What Optus’s poaching of NBN boss Stephen Rue really reveals
Optus and its Singapore-controlled parent Singtel say they on a mission to restore customer trust after 2022’s cyber attack and last year’s outage. But its appointment of NBN boss Stephen Rue reveals a greater strategy.
Singtel’s poaching of NBN boss Stephen Rue to be the next chief executive of Optus reveals much about the Singapore telco’s plans for its troubled Australian subsidiary and how it plans to win back trust.
Singtel and Optus talked up Rue’s telecommunications credentials, while Rue said: “My job will be to take care of Optus’s customers, people and business and to provide strong competition and choice”.
While Rue does have telco experience – having spent the past 10 years at the government-owned NBN Co, serving initially as its finance boss before being appointed its chief executive in September, 2018 – it is as a wholesaler, not a retailer.
The only customers NBN Co faces are other telcos, not everyday Australians – the people that Optus is so desperately seeking to win back trust after last November’s national outage and late 2022’s cyber attack.
Or so it all seems.
Singtel’s management are no fools, despite the clumsy management around last year’s network meltdown that ultimately led to Optus’s former chief executive Kelly Bayer Rosmarin’s resignation.
Singtel knows exactly what it is doing in appointing Rue – and the priority doesn’t seem to be mums and dads across Australia.
Rue survived two changes of government, seamlessly transitioning from the Morrison to Albanese era, and he is well regarded among policymakers in Canberra. This is where Singtel and Optus have their sights set, appearing to be more concerned about any regulatory crackdown than a retail customer backlash.
Then there is Rue’s deftness with numbers. Amid the outages fallout, Singtel was in talks with Canadian private equity behemoth Brookfield about a potential selldown. Those discussions collapsed but Singtel has made it clear that it is willing to part with Optus if the price is right. Rue’s ability to manage financial performance make’s his appointment as chief executive – after a “rigorous process” all the more clearer.
If it were customers that Singtel and Optus were focused on, they wouldn’t be fighting so hard to keep a Deloitte report into 2022’s disastrous cyber attack that led to theft of sensitive personal data from 10 million Australians.
Federal Court judge Jonathan Beach rejected Optus’s argument last year that the report was protected by legal privilege, and ruled it should not be kept out of a Slater and Gordon class action brought in Victoria.
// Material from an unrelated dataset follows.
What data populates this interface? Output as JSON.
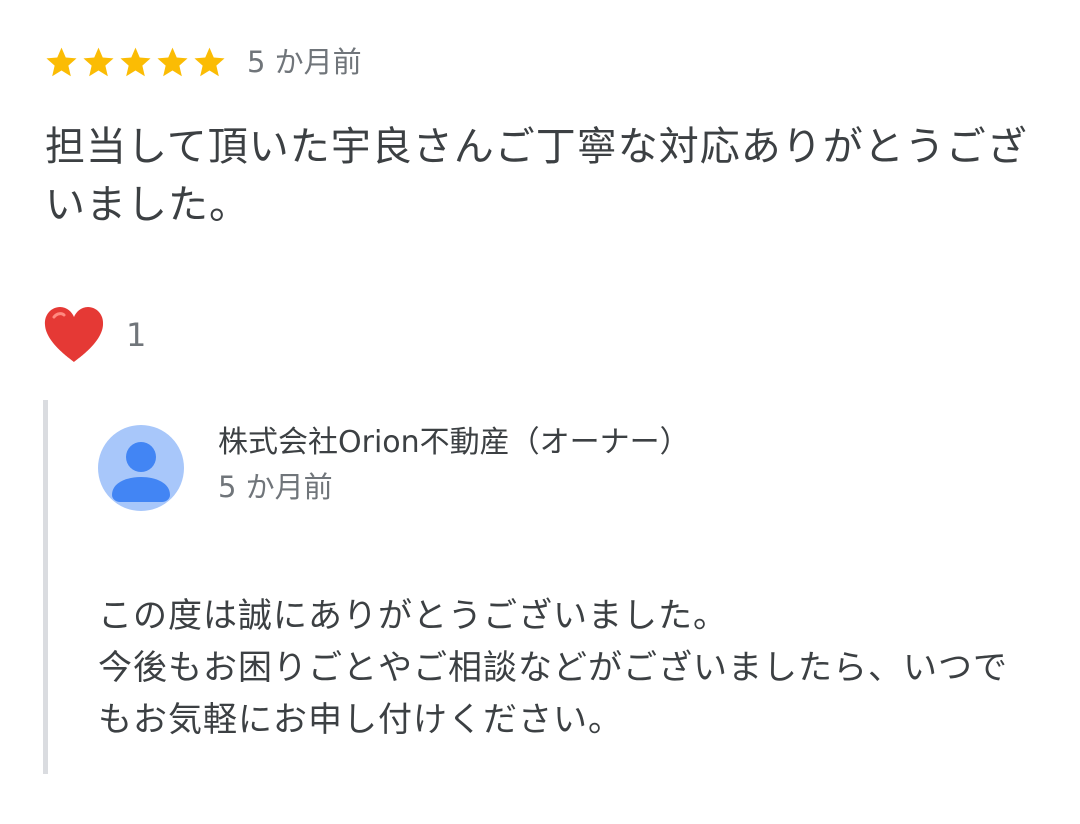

And yet, Optus is appealing against that decision, arguing last Tuesday that most would be “gobsmacked” to find a media release would flag a legal purpose for such a report because of a possible class action or a potential regulator investigation.
“(The Deloitte report) was produced pursuant to engagement by Ashurst, which explicitly nominated the dominant purpose as legal advice,” Optus’s barrister Steven Finch, SC, said.
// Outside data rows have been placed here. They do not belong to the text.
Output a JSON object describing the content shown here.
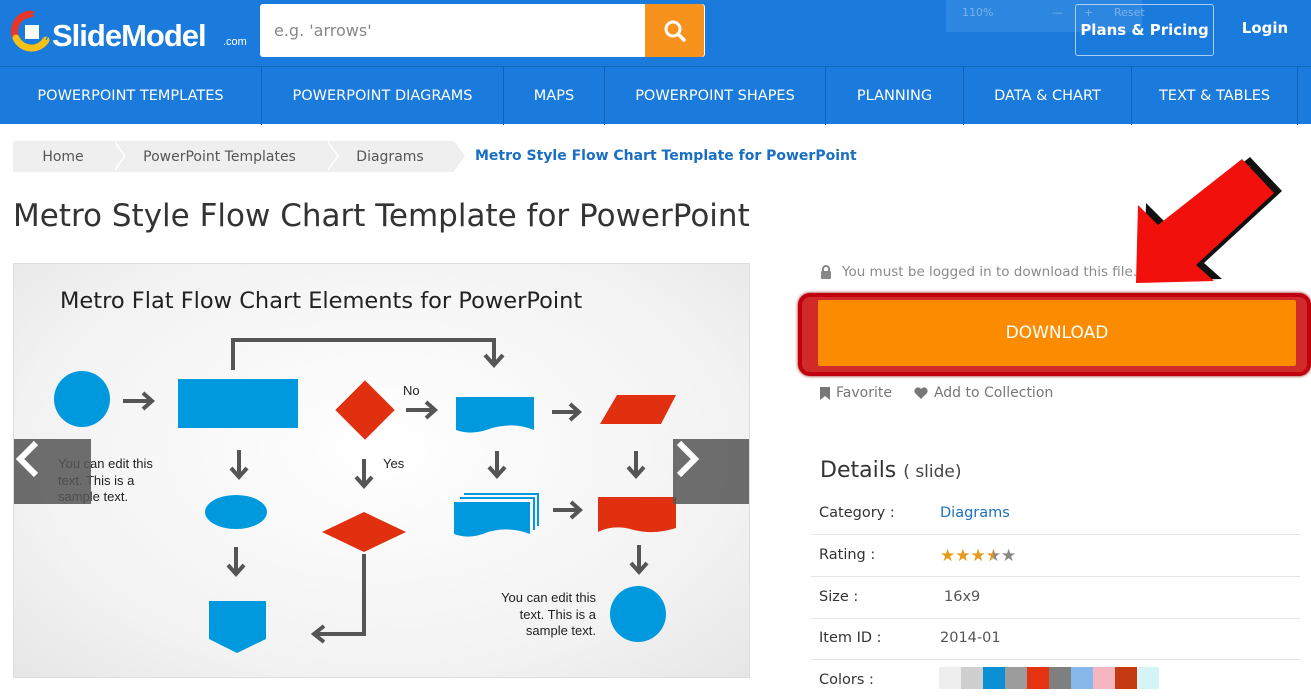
{
  "header": {
    "logo_text": "SlideModel",
    "logo_suffix": ".com",
    "search_placeholder": "e.g. 'arrows'",
    "zoom_level": "110%",
    "zoom_reset": "Reset",
    "plans_label": "Plans & Pricing",
    "login_label": "Login"
  },
  "nav": {
    "items": [
      "POWERPOINT TEMPLATES",
      "POWERPOINT DIAGRAMS",
      "MAPS",
      "POWERPOINT SHAPES",
      "PLANNING",
      "DATA & CHART",
      "TEXT & TABLES"
    ]
  },
  "breadcrumb": {
    "items": [
      "Home",
      "PowerPoint Templates",
      "Diagrams"
    ],
    "current": "Metro Style Flow Chart Template for PowerPoint"
  },
  "page": {
    "title": "Metro Style Flow Chart Template for PowerPoint"
  },
  "preview": {
    "slide_title": "Metro Flat Flow Chart Elements for PowerPoint",
    "note_left": "You can edit this text. This is a sample text.",
    "note_right": "You can edit this text. This is a sample text.",
    "label_no": "No",
    "label_yes": "Yes",
    "colors": {
      "blue": "#0099dd",
      "red": "#e03010",
      "arrow": "#555555"
    }
  },
  "sidebar": {
    "login_note": "You must be logged in to download this file.",
    "download_label": "DOWNLOAD",
    "favorite_label": "Favorite",
    "collection_label": "Add to Collection",
    "details_title": "Details",
    "details_subtitle": "( slide)",
    "category_key": "Category :",
    "category_val": "Diagrams",
    "rating_key": "Rating :",
    "rating_value": 3.5,
    "rating_max": 5,
    "size_key": "Size :",
    "size_val": "16x9",
    "id_key": "Item ID :",
    "id_val": "2014-01",
    "colors_key": "Colors :",
    "swatches": [
      "#eeeeee",
      "#cfcfcf",
      "#0a8fd4",
      "#9c9c9c",
      "#e53312",
      "#7f7f7f",
      "#86b8ec",
      "#f4b6bf",
      "#c63a12",
      "#d6f3f7"
    ]
  },
  "theme": {
    "brand_blue": "#1a7bdc",
    "accent_orange": "#fb8c00",
    "highlight_red": "#c0000e"
  }
}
Sure, but try telling that to the Australians who had sensitive details, including drivers licence, passport and Medicare numbers and personal addresses stolen – exposing the identity theft and online fraud. All they want to know is what happened and what is Optus doing to keep their data safe to avoid a repeat episode.
A better strategy would be to adopt a similar approach that Qantas – who poached Optus’s corporate affairs boss Danielle Keighery before she even started at the telco – took over its ghost flights fiasco. The airline settled the dispute with the Australian Competition and Consumer Commission for $120m earlier this month, largely so it could draw a line under the issue and move on – something Optus and Singtel have an inability to do. More important, its shows you are willing to level and be more transparent with customers rather than treat them like mugs.
Last week, Optus announced that it achieved a new speed record with Nokia over its long-haul fibre network. But that doesn’t really matter if it can’t show how it can keep customer data safe or what caused the cyber attack. So long as Optus has the cyber attack and outage fallout hanging over it, it will overshadow its more positive news.
Singtel appears to have given Rue more latitude to run Optus as he sees fit, reporting to Optus chair Paul O’Sullivan instead of Singtel management in Singapore. But that is largely window dressing. O’Sullivan reports to Singtel and indeed was chairing what is essentially an advisory board during the cyber attack and national outage.
The real test will be what action Rue takes when he starts in November, and how much Singtel will really loosen its leash.